The losses, reported Wednesday by the two companies' Hong Kong-listed arms, eclipse profits earned a year earlier.

Fellow energy giant China National Offshore Oil Corp., or CNOOC, said the same day it managed to stay profitable, but it will cut capital expenditures due to diminished revenues.

These setbacks come as the Chinese government enlists state-owned enterprises to pull the world's second-largest economy out of its slump. All three companies will instead prioritize reviving earnings by scaling down investments and cutting costs.
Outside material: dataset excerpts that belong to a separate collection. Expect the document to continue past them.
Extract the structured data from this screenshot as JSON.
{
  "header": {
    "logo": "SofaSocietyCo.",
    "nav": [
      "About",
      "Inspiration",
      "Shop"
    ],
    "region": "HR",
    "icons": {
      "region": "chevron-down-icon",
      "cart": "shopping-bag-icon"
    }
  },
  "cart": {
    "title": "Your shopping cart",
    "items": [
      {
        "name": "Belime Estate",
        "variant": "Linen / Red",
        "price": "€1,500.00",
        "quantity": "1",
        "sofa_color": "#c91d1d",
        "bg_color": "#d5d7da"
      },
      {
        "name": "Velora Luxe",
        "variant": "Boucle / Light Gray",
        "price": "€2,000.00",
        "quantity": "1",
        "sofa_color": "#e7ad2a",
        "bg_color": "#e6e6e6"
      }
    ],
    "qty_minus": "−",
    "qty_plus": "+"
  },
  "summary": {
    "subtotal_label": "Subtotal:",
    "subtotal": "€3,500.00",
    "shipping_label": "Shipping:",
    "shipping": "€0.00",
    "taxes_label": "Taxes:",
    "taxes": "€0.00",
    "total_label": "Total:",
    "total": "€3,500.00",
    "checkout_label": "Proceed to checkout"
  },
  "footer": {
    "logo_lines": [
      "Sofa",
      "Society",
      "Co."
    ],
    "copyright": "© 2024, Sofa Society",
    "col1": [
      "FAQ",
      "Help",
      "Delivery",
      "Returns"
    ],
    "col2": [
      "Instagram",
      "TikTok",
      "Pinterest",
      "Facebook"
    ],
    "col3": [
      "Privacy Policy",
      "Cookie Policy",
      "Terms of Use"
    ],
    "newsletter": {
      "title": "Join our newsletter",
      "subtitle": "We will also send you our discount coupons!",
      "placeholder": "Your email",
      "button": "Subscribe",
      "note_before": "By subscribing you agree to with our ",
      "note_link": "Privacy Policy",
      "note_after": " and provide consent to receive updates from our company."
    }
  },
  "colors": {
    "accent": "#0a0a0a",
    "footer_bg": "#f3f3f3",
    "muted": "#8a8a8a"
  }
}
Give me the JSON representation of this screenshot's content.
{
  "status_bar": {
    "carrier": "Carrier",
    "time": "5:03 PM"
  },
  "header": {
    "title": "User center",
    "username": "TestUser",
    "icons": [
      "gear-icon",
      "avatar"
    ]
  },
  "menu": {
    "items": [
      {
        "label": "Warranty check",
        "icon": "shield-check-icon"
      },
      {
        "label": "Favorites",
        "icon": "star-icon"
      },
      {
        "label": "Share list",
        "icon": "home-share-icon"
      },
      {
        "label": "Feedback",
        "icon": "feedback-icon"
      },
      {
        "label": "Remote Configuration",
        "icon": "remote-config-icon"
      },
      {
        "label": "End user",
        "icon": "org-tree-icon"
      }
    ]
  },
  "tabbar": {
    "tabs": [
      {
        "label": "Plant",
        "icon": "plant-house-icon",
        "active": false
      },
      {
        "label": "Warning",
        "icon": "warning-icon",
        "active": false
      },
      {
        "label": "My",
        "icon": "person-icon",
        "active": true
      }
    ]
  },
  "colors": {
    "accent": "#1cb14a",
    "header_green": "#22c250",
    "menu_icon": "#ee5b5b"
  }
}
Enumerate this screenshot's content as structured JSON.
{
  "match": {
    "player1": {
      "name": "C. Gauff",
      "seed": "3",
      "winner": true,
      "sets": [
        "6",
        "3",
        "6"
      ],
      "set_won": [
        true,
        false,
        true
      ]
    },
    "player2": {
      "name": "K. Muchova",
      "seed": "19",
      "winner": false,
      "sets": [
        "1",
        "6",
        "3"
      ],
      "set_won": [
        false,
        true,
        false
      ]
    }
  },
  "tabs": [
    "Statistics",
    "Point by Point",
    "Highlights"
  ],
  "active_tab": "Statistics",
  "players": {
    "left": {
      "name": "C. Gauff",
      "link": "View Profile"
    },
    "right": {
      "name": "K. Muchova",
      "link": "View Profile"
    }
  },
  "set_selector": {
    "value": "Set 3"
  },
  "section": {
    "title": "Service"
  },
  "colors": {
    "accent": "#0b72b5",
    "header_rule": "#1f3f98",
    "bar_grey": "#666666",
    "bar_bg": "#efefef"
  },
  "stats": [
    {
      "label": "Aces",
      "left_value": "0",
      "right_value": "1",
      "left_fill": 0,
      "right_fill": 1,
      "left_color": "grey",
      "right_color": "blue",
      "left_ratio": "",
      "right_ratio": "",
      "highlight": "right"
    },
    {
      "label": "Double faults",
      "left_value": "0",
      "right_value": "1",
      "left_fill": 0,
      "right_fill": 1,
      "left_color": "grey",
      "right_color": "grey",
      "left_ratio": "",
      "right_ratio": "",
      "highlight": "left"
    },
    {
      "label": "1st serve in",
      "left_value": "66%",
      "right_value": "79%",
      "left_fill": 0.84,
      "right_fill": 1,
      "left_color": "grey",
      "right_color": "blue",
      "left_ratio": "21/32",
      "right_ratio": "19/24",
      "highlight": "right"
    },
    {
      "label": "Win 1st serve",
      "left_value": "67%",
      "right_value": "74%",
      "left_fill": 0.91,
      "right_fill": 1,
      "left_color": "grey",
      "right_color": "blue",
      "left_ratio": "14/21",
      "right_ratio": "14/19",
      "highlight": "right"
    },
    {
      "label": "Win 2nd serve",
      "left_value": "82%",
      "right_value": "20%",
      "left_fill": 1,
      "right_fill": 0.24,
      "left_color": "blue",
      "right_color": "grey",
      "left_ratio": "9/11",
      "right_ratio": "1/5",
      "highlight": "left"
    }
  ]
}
Oil producer PetroChina posted a first quarter net loss of 16.2 billion yuan ($2.3 billion), compared with a 10.2 billion yuan profit from a year earlier.

Revenue slipped 14% to 509 billion yuan. Though the company boosted output of crude oil and natural gas by 6%, its sale price dropped 9% for petroleum and 23% for natural gas.

Sinopec reported a 19.1 billion yuan loss, wiping out the 15.4 billion yuan profit from the year-earlier quarter.

The company, whose main business is refining, was squeezed by the lack of demand for gasoline and petrochemical products. Its volume of crude oil processed sank 13%. Revenue plunged 23% to 555 billion yuan due to declining prices.

CNOOC did not disclose its full quarterly results, but Chief Financial Officer Xie Weizhi said during an earnings call Wednesday that the company did not suffer a loss. The offshore oil driller boosted crude and natural gas production 10% on the year, but oil and gas revenues shrank 6%.

CNOOC has reduced its annual output target by 3% and will slash total capital expenditures by roughly 10%, the company said through its Hong Kong-listed unit. The adjustments will mostly target U.S. shale oil projects, where production costs are higher than in China.